The formation of white etching layer (WEL) on rails and wheels is extensively studied in the last decades. The name is based on the appearance under light optical microscopy after etching with Nital, however, there are numerous variations observed in terms of microstructural characteristics and the formation is still under discussion. The formation process is commonly described as severe plastic deformation and/or thermal loading. WELs are often accompanied by so-called brown etching layers (BEL). The combination of WELs and BELs is also subsumed under the term "stratified surface layers". BELs and their formation process have been investigated in detail in recent studies. Stratified surface layers have been observed as sites for crack initiation. Thus, understanding the failure mechanism of stratified layers is of high relevance, as these layers may contribute to maintenance-relevant rolling contact fatigue (RCF) damage patterns.

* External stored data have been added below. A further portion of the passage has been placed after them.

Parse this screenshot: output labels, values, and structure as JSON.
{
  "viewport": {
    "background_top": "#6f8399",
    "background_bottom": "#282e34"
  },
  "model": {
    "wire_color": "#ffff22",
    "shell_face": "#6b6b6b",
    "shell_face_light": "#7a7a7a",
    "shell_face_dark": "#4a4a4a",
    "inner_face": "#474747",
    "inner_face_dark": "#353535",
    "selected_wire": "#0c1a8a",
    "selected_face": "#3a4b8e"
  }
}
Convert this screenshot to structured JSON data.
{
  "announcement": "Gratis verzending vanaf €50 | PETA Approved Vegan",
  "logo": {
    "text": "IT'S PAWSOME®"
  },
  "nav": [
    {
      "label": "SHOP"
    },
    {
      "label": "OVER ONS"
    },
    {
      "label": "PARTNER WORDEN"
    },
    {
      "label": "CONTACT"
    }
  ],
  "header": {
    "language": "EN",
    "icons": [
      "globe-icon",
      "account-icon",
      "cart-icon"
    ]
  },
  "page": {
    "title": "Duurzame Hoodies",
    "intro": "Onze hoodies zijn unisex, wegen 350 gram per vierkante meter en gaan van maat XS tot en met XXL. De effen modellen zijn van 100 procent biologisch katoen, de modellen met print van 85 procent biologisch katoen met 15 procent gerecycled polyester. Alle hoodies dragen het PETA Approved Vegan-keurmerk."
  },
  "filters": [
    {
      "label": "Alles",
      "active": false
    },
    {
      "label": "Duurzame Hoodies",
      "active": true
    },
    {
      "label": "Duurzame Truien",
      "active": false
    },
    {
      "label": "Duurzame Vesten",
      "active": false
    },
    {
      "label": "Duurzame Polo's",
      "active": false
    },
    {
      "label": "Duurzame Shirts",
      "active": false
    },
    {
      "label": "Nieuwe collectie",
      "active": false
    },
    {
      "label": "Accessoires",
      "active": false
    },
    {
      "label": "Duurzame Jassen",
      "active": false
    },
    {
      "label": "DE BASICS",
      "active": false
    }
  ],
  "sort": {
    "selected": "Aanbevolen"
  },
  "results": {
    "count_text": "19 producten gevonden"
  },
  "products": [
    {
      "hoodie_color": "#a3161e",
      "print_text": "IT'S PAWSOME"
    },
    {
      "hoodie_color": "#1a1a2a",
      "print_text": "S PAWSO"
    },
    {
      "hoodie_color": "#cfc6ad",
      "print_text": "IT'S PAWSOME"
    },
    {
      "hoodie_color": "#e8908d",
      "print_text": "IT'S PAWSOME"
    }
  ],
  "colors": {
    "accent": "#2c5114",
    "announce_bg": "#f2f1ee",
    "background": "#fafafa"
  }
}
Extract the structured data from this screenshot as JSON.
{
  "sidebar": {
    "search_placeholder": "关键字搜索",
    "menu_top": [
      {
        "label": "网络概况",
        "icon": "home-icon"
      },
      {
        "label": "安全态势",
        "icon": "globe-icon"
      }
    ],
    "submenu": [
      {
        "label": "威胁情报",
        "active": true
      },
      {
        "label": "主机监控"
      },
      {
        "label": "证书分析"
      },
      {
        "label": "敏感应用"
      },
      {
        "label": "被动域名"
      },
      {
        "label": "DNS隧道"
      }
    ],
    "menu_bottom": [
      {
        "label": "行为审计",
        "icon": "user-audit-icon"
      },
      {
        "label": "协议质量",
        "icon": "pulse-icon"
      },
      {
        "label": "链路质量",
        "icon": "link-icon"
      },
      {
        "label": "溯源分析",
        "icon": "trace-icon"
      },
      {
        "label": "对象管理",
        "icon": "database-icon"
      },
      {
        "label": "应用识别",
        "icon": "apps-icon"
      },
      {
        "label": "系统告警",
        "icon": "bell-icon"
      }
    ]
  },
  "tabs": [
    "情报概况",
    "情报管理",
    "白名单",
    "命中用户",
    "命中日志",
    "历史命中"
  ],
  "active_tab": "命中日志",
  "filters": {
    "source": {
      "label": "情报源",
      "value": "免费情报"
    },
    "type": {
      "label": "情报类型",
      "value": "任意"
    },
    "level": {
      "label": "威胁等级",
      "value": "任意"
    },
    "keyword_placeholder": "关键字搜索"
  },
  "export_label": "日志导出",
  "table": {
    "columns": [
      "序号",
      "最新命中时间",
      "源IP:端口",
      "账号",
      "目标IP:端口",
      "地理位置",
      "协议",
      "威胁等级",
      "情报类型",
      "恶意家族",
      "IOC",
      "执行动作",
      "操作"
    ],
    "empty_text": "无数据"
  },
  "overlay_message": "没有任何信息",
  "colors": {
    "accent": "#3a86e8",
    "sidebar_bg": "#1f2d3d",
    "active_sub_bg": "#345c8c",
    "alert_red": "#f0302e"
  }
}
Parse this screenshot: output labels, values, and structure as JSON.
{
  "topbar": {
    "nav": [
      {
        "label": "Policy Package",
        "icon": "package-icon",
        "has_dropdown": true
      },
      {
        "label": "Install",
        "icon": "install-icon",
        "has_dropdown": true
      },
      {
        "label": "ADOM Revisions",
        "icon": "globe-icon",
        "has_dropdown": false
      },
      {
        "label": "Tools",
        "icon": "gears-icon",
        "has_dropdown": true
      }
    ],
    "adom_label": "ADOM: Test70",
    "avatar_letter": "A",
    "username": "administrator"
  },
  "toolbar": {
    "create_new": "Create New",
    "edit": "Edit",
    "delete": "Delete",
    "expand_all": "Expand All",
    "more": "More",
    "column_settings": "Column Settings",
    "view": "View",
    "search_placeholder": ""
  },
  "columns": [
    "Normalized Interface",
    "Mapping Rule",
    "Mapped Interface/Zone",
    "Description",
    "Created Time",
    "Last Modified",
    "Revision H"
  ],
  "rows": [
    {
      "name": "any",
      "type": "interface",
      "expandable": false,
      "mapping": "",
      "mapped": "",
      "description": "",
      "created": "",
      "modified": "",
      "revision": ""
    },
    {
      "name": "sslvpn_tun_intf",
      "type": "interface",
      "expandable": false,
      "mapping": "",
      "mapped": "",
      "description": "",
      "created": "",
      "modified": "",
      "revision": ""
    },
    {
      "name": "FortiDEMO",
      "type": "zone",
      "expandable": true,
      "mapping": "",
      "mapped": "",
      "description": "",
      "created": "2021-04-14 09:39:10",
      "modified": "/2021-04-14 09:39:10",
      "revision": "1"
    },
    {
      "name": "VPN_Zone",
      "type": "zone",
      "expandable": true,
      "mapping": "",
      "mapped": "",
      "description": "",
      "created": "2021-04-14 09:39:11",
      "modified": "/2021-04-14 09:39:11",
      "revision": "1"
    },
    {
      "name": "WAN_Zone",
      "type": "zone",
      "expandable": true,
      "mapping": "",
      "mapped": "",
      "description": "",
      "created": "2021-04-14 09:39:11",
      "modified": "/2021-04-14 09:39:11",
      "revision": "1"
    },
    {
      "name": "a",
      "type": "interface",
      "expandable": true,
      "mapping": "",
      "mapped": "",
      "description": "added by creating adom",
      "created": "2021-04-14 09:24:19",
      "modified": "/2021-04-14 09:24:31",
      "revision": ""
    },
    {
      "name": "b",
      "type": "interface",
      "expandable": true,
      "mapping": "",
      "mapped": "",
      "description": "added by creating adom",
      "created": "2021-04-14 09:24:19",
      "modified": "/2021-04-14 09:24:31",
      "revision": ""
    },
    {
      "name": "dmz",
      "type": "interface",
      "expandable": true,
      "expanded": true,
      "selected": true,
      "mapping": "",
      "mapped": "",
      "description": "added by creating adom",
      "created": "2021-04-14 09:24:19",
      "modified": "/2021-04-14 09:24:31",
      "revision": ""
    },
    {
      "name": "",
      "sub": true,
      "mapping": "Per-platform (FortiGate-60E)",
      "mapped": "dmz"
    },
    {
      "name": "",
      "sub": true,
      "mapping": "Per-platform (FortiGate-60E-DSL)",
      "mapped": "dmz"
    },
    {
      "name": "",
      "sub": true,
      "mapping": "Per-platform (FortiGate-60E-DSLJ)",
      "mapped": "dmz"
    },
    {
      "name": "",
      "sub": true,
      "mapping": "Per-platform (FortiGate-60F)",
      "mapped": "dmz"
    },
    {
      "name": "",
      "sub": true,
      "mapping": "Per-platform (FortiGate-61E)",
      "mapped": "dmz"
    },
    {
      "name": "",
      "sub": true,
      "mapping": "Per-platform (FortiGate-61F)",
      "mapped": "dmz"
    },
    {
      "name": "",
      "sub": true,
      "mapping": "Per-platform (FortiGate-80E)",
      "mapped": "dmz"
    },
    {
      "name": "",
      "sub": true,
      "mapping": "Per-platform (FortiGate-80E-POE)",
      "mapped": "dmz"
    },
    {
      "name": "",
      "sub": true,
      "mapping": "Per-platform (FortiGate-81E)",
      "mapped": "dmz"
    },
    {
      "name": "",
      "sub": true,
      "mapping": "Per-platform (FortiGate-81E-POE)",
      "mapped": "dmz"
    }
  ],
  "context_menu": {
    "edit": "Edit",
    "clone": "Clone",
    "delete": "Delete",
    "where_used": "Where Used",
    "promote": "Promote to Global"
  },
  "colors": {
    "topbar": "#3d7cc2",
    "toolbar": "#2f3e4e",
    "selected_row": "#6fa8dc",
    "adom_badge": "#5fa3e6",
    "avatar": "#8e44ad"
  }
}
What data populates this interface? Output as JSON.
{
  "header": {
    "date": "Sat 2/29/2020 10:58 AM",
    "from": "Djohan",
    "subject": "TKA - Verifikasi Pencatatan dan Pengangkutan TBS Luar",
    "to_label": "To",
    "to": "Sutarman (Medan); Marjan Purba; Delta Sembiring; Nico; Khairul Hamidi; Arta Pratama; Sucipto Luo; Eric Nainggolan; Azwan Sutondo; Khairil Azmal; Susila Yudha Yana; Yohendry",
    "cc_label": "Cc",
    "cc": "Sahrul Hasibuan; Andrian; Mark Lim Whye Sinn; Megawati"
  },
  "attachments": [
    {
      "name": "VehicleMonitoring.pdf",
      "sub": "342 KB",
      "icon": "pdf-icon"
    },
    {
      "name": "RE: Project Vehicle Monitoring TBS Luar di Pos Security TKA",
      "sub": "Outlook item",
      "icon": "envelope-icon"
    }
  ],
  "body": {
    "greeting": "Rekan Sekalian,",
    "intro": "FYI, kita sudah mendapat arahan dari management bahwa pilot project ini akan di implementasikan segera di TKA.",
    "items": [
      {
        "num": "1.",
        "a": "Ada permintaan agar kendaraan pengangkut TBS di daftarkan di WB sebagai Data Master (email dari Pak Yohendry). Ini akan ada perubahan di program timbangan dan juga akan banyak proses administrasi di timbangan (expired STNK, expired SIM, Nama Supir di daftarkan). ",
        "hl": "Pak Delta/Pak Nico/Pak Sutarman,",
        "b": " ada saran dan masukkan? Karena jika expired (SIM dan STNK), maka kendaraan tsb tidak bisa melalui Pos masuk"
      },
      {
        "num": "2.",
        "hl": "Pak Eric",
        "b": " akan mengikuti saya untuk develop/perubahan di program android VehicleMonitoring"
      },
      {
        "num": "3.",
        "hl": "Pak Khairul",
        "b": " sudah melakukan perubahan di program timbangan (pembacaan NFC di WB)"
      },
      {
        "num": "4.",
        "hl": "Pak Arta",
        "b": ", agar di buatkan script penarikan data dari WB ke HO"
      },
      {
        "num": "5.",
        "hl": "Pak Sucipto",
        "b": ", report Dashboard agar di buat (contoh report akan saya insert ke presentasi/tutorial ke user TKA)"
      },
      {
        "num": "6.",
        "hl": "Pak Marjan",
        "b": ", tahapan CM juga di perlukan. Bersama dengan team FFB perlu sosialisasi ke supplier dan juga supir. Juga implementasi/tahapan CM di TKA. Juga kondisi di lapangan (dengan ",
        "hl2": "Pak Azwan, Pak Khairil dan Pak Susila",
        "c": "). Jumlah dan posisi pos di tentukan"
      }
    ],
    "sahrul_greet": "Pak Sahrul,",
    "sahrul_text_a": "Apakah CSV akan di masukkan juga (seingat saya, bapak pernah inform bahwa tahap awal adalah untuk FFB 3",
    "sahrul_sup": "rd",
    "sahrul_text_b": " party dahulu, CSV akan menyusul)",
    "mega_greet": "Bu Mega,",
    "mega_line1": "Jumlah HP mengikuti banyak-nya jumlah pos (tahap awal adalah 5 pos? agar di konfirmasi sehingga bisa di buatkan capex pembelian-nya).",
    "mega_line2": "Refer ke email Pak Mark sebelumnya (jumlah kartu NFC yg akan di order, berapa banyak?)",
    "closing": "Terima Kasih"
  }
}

Within this study, rail wheels that have been in service for approximately 200,000 km are investigated with respect to the formation of stratified surface layers, crack initiation, and fatigue crack propagation (Figure 1a). In parallel, stratified surface layers for two different rail wheel grade materials (ER7 and ER9) are created and tested in the lab under reproducible conditions by laser surface treatment using a diode laser system and by applying a rolling contact loading in a twin disc test rig.

Firstly, a heat-treated wheel material disc with a comparable microstructure to a new rail wheel is mechanically deformed by the twin disc tribometer. Secondly, thermal loadings are applied by two consecutive laser treatments with defined energy input, producing a stratified surface layer. Finally, twin disc tests are done, and the failure mechanisms of the stratified surface layers are investigated by detailed optical and scanning electron microscopy.

Results indicate that RCF cracks initiating at the surface of the WEL are mostly shallow, propagating parallel to the surface and leading to spalling. The most critical crack initiation and growth can be detected in the transition regions of the plastically deformed wheel material and the stratified surface layer. RCF cracks either propagate until the WEL-BEL interface or, under certain conditions, propagate into the BEL with a change in direction.

The work gives an insight in the failure mechanisms of stratified surface layers on rail wheel materials and proposes a promising methodology to imitate reproducible stratified surface layers under defined loading conditions helpful for future studies.